THE future of the most significant inhabited building at risk in Wales is now secure.

Almost £700,000 has been pledged in funding to secure Llwyn Celyn, a Grade 1 listed medieval hall house in Stanton, near Abergavenny.

The National heritage memorial fund and Cadw will inject a total of £670,000 into the building in the Llanthony Valley which will allow Landmark Trust to buy the building and its farmstead from private ownership.

Llwyn Celyn lies less than six miles away from Llanthony Priory and is believed to date back to the late 15th century. It represents the key developments in Welsh architecture between the 15th and 18th centuries.

It is an example of the development of the British manor house, representing all key developments in British domestic architecture.

The Landmark Trust is a building preservation charity which rescues historic and architecturally interesting buildings from dereliction.

Once under the Trust's ownership it will begin researching the history of the building as little is known about it.

The organisation will begin raising funds for the restoration and once complete, will make the house available for rent as holiday accommodation.

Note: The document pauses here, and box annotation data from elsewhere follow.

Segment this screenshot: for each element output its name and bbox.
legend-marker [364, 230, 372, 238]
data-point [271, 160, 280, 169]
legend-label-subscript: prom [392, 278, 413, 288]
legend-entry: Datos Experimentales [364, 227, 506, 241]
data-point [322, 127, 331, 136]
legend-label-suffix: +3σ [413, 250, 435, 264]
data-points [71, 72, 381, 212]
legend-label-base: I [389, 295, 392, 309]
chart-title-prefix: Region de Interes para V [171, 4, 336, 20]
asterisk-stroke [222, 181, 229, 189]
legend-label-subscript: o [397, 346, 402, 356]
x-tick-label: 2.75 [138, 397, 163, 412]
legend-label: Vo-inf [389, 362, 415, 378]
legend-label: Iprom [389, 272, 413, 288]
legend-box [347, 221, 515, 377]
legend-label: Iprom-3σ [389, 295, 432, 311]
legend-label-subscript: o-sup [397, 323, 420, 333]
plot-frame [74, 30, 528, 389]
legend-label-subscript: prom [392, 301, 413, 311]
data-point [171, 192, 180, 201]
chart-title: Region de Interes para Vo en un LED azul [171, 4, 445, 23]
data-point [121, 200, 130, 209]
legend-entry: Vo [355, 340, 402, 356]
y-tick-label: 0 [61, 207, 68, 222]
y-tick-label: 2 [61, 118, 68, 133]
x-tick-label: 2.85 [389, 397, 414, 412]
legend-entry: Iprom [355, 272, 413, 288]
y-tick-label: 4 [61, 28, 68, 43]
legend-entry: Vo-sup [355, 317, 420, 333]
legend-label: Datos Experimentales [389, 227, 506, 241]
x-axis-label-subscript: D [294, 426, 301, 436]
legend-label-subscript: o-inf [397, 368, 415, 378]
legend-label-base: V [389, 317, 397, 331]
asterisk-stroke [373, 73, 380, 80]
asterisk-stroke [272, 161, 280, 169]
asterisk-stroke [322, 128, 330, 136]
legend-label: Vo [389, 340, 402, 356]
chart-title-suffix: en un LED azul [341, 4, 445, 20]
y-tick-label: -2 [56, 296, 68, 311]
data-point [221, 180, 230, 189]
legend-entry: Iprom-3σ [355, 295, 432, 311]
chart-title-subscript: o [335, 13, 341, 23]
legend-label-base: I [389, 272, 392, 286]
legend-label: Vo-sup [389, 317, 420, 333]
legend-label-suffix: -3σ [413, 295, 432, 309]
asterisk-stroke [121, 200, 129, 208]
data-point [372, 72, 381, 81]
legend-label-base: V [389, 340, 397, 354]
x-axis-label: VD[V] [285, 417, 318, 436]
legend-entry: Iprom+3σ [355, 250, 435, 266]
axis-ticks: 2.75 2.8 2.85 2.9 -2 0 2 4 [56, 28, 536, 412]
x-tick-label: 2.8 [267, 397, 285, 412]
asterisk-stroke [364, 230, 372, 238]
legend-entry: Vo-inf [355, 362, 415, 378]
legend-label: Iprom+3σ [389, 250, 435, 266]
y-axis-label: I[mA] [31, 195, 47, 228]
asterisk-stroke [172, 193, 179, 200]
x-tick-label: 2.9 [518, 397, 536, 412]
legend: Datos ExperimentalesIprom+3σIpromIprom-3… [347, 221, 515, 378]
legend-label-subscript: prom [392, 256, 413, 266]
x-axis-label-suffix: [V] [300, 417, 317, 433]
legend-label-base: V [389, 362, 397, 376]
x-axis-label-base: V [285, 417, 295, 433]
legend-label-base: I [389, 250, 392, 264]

It aims to promote the enjoyment of the building and preserve the landscape.

Peter Pearce, Landmark Trust director said: "These grants are crucial in enabling us to safeguard this outstanding piece of Welsh and British heritage."

"Without it, there is a real chance this rare building will be lost forever.

The importance of Llwyn Celyn in helping us understand the development of high status Welsh houses more fully cannot be understated," he said.